What do you mean a base 10 number system is “true”? In what sense is such a thing “true”. It’s a tool. We use it by convention. It’s not a statement or theory about reality. We teach it to our children because it’s best they use the same numbering system as everyone else they’ll come in contact with.

Insert “Gravity” instead of X… Would you still recommend that same speach?

What if you child came to you and told you that he/she no longer believed in gravity? how quickly would you set the kid stright?

Thank you for all your excellent answers and contributions.

Xunzian:

I fully agree about how parents do teach their children, and how their own worldview and values are inculcated as part of normal, moral parenthood. It is however possible to teach children about religion without indoctrinating them to adopt it; I do it myself, as a matter of fact. Morally responsible Christians, I’m sure, also teach their children about other world religions (and atheism) without trying to persuade their child to adopt those faiths. Similarly with politics, your example- it is possible to teach a child about the function of government and even the political ideologies of the various political parties without enrolling them into membership of those parties, but despite your suggestion, this is exactly what happens with parents who indoctrinate children into their faith.

The key point of my argument, which you don’t appear to have addressed, is the deliberate intention of the parent to ensure their child adopts their belief. We have agreed that parents will inevitably inculcate their values in their child’s upbringing whether they mean to or not- but that is totally beside the point here. What I’m talking about, specifically, is the wilful and deliberate effort of parents to influence their child in ways that intentionally encourage their adoption of their faith before the child develops the capacity to make that decision independently for itself. It is the intention here that I find immoral, since it acts purposefully to deprive the child of its own free choice.

Reference your societal counterbalance. Yes, of course, the gravitational force of socio-cultural influence can act to counterbalance a parent’s influence on his children. However, that is also beside the point, since it in no way alters the morality of the parent’s indoctrination. Otherwise you might say society’s Laws morally counterbalance parents who teach their children to be criminals. The parental teaching remains immoral.

Your defence of the morality of suicide cults is bizarre, and I’m afraid I cannot find a way to engage with it. The fact that these cults tend to limit their own evil by killing themselves does not negate their immorality! Nor does contradictory societal culture and law enforcement let them off the moral hook.

Of course, parents must teach their children what they themselves sincerely believe to be true, and it would be wrong for them to teach their child to believe what they themselves believe to be untrue. However, I repeat, that is not the question here. Perhaps it’s a too subtle distinction? In any case, I hope you’ll forgive my repetition in trying to convey it one more time.

The question here is whether it’s morally correct for the parent deliberately to indoctrinate their child to adopt those beliefs in such a way as to deprive that child of freedom of choice.

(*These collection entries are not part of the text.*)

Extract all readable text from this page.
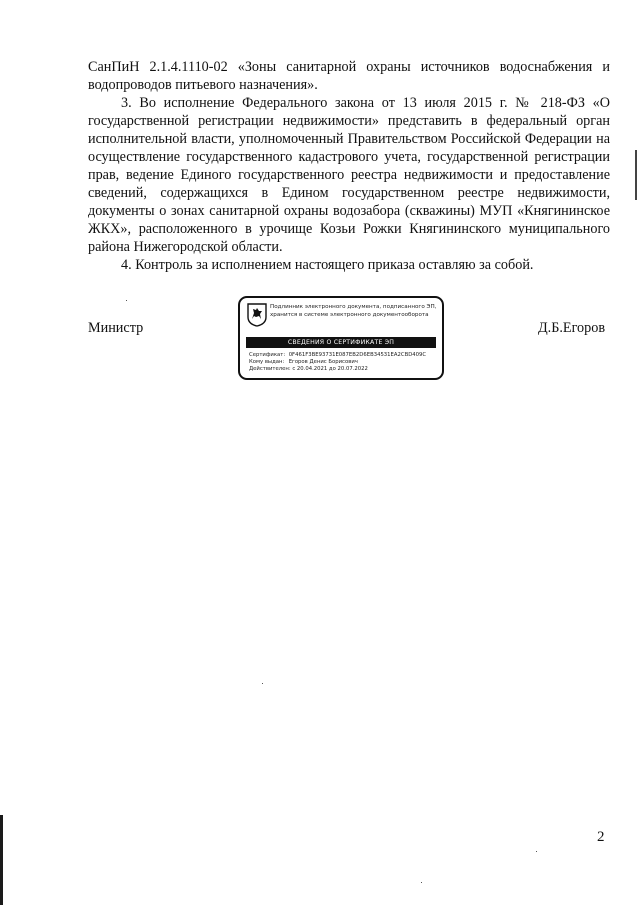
СанПиН 2.1.4.1110-02 «Зоны санитарной охраны источников водоснабжения и водопроводов питьевого назначения».

3. Во исполнение Федерального закона от 13 июля 2015 г. № 218-ФЗ «О государственной регистрации недвижимости» представить в федеральный орган исполнительной власти, уполномоченный Правительством Российской Федерации на осуществление государственного кадастрового учета, государственной регистрации прав, ведение Единого государственного реестра недвижимости и предоставление сведений, содержащихся в Едином государственном реестре недвижимости, документы о зонах санитарной охраны водозабора (скважины) МУП «Княгининское ЖКХ», расположенного в урочище Козьи Рожки Княгининского муниципального района Нижегородской области.

4. Контроль за исполнением настоящего приказа оставляю за собой.

Министр
Подлинник электронного документа, подписанного ЭП,
хранится в системе электронного документооборота
СВЕДЕНИЯ О СЕРТИФИКАТЕ ЭП
Сертификат: 0F461F3BE93731E087EB2D6EB34531EA2CBD409C
Кому выдан: Егоров Денис Борисович
Действителен: с 20.04.2021 до 20.07.2022
Д.Б.Егоров
2
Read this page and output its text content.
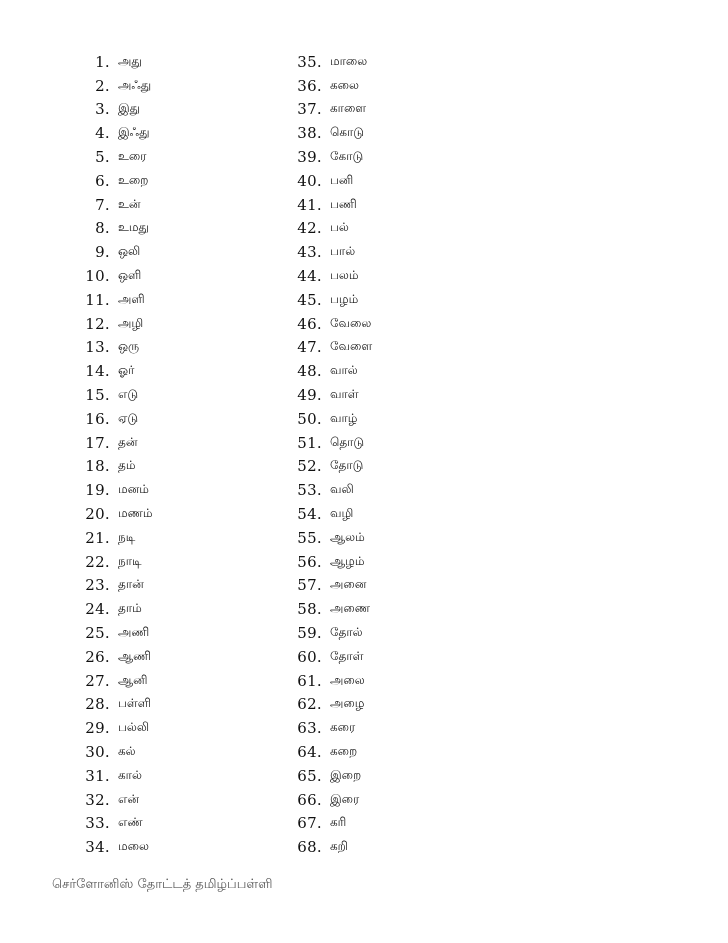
1. அது
2. அஃது
3. இது
4. இஃது
5. உரை
6. உறை
7. உன்
8. உமது
9. ஒலி
10. ஒளி
11. அளி
12. அழி
13. ஒரு
14. ஓர்
15. எடு
16. ஏடு
17. தன்
18. தம்
19. மனம்
20. மணம்
21. நடி
22. நாடி
23. தான்
24. தாம்
25. அணி
26. ஆணி
27. ஆனி
28. பள்ளி
29. பல்லி
30. கல்
31. கால்
32. என்
33. எண்
34. மலை
35. மாலை
36. கலை
37. காளை
38. கொடு
39. கோடு
40. பனி
41. பணி
42. பல்
43. பால்
44. பலம்
45. பழம்
46. வேலை
47. வேளை
48. வால்
49. வாள்
50. வாழ்
51. தொடு
52. தோடு
53. வலி
54. வழி
55. ஆலம்
56. ஆழம்
57. அனை
58. அணை
59. தோல்
60. தோள்
61. அலை
62. அழை
63. கரை
64. கறை
65. இறை
66. இரை
67. கரி
68. கறி
செர்ளோனிஸ் தோட்டத் தமிழ்ப்பள்ளி
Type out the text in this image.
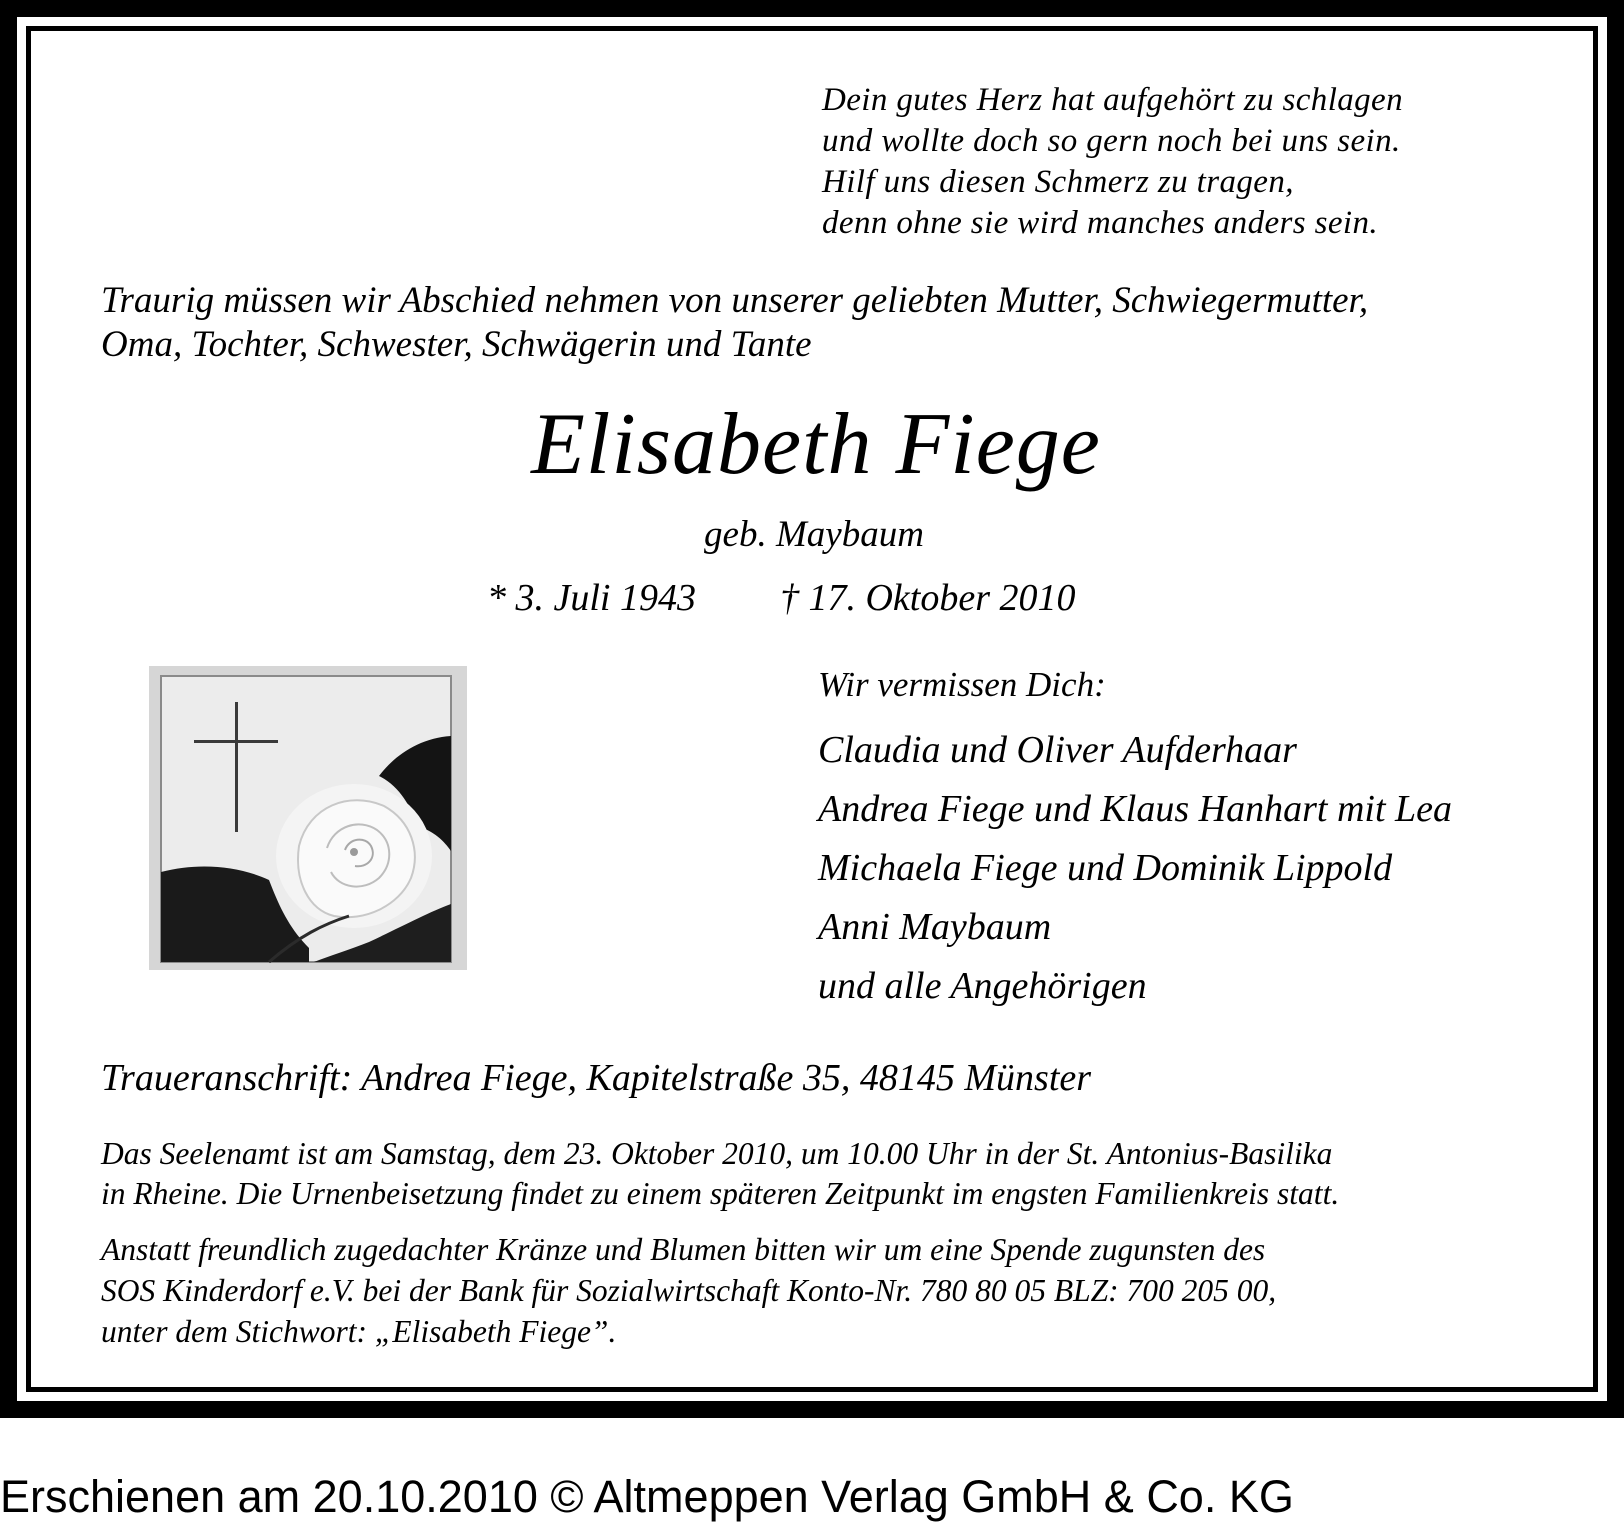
Dein gutes Herz hat aufgehört zu schlagen
und wollte doch so gern noch bei uns sein.
Hilf uns diesen Schmerz zu tragen,
denn ohne sie wird manches anders sein.
Traurig müssen wir Abschied nehmen von unserer geliebten Mutter, Schwiegermutter,
Oma, Tochter, Schwester, Schwägerin und Tante
Elisabeth Fiege
geb. Maybaum
* 3. Juli 1943 † 17. Oktober 2010
Wir vermissen Dich:
Claudia und Oliver Aufderhaar
Andrea Fiege und Klaus Hanhart mit Lea
Michaela Fiege und Dominik Lippold
Anni Maybaum
und alle Angehörigen
Traueranschrift: Andrea Fiege, Kapitelstraße 35, 48145 Münster
Das Seelenamt ist am Samstag, dem 23. Oktober 2010, um 10.00 Uhr in der St. Antonius-Basilika
in Rheine. Die Urnenbeisetzung findet zu einem späteren Zeitpunkt im engsten Familienkreis statt.
Anstatt freundlich zugedachter Kränze und Blumen bitten wir um eine Spende zugunsten des
SOS Kinderdorf e.V. bei der Bank für Sozialwirtschaft Konto-Nr. 780 80 05 BLZ: 700 205 00,
unter dem Stichwort: „Elisabeth Fiege”.
Erschienen am 20.10.2010 © Altmeppen Verlag GmbH & Co. KG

(FWIW, I suppose the really big underlying question of morality here hinges on whether you feel the adoption of a religion should or should not be a matter of free choice. I understand most Christians claim we should all be free to choose to allow Jesus Christ into our hearts and lives- that accepting the faith must be a willing and free, informed decision. If so, their indoctrination of their own children is the hypocritical and immoral antithesis of this.)